Add the gem to your application:
bundle add mammoth-search-watchOr install directly:
gem install mammoth-search-watchPlanned image:
ghcr.io/kanutocd/mammoth-search-watch:latest
ghcr.io/kanutocd/mammoth-search-watch:v0.1.0
The default local deployment keeps Mammoth embedded in the Search Watch process.
services:
postgres:
image: postgres:17
search-watch:
image: ghcr.io/kanutocd/mammoth-search-watch:latest
environment:
DATABASE_URL: postgres://mammoth_search_watch:secret@postgres:5432/search_watch
SEARCH_WATCH_CONFIG: /config/search_watch.yml
MAMMOTH_CONFIG: /config/mammoth.yml
ports:
- "9292:9292"
volumes:
- ./config/search_watch.yml:/config/search_watch.yml:ro
- ./config/mammoth.yml:/config/mammoth.yml:ro
- mammoth_data:/app/.sqlite3
depends_on:
- postgres
volumes:
mammoth_data:
postgres_data:Concrete deployment manifests are available in docker-compose.yml and the split Kubernetes manifests under k8s/ folder.
docker compose up -d
kubectl apply -k k8sMammoth Search Watch should reuse the Mammoth deployment model where possible.

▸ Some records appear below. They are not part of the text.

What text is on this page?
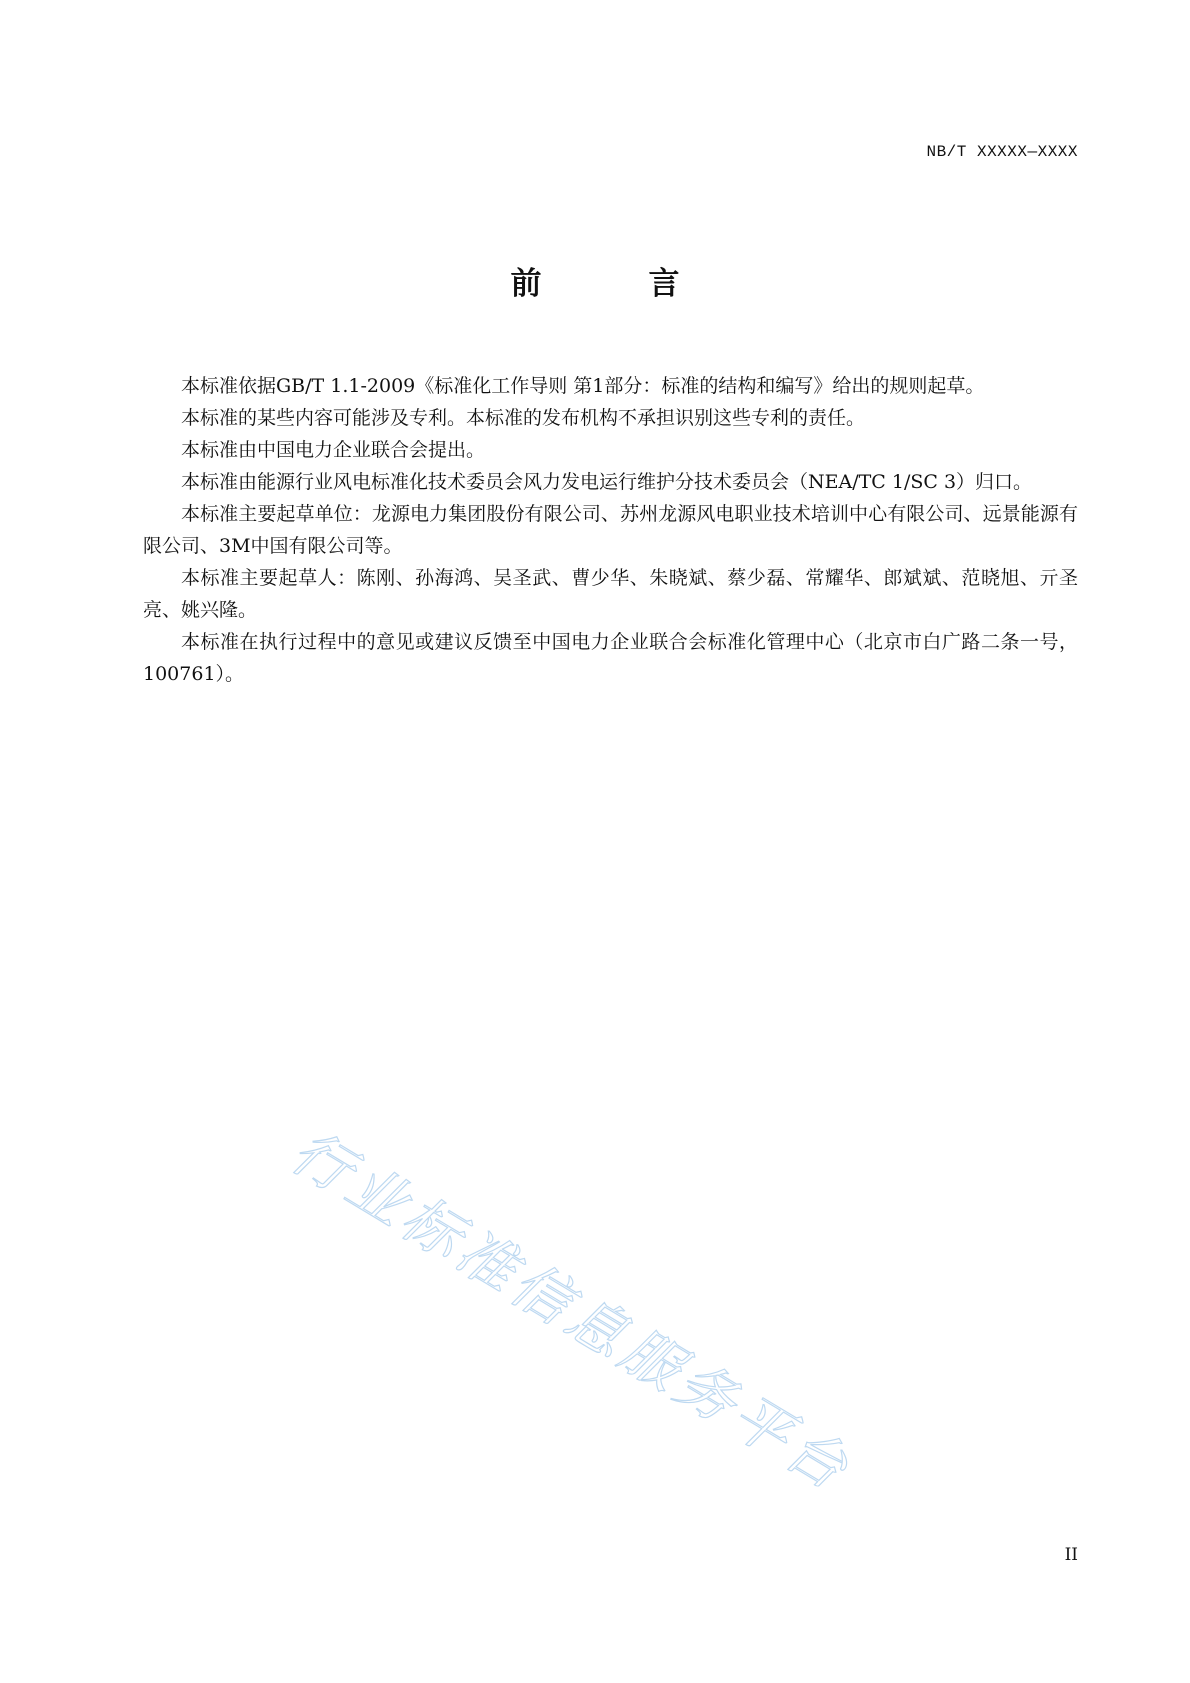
NB/T XXXXX—XXXX
前　言

本标准依据GB/T 1.1-2009《标准化工作导则 第1部分：标准的结构和编写》给出的规则起草。

本标准的某些内容可能涉及专利。本标准的发布机构不承担识别这些专利的责任。

本标准由中国电力企业联合会提出。

本标准由能源行业风电标准化技术委员会风力发电运行维护分技术委员会（NEA/TC 1/SC 3）归口。

本标准主要起草单位：龙源电力集团股份有限公司、苏州龙源风电职业技术培训中心有限公司、远景能源有限公司、3M中国有限公司等。

本标准主要起草人：陈刚、孙海鸿、吴圣武、曹少华、朱晓斌、蔡少磊、常耀华、郎斌斌、范晓旭、亓圣亮、姚兴隆。

本标准在执行过程中的意见或建议反馈至中国电力企业联合会标准化管理中心（北京市白广路二条一号，100761）。

行业标准信息服务平台
II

A dedicated Helm chart should only be introduced when Search Watch needs distinct deployment variants, such as:
- observer ingress service,
- tenant-specific configuration,
- retention jobs,
- RLS/bootstrap migrations,
- separate service accounts,
- separate secrets,
- hosted-vs-customer-pod profiles.
Mammoth Search Watch is not:
- a browser scraper,
- a proxy-rotation system,
- an SEO dashboard,
- a generic HTTP event bus,
- a replacement for a SERP API,
- a replacement for Mammoth.
After checking out the repository:
bundle exec bin/setup
bundle exec rake testTo bootstrap the PostgreSQL schema:
bundle exec mammoth-search-watch bootstrap config/search_watch.ymlTo run retention cleanup:
bundle exec mammoth-search-watch retention-cleanup config/search_watch.ymlmammoth-search-watch start bootstraps the schema automatically unless
lifecycle.bootstrap_on_start is set to false.
In Docker images, the container entrypoint should call mammoth-search-watch start.
For a long-running periodic cleanup worker, use:
bundle exec mammoth-search-watch retention-scheduler config/search_watch.ymlUse the console for local exploration:
bundle exec bin/consoleThe gem is available as open source under the terms of the MIT License.
Everyone interacting with this project is expected to follow the Code of Conduct.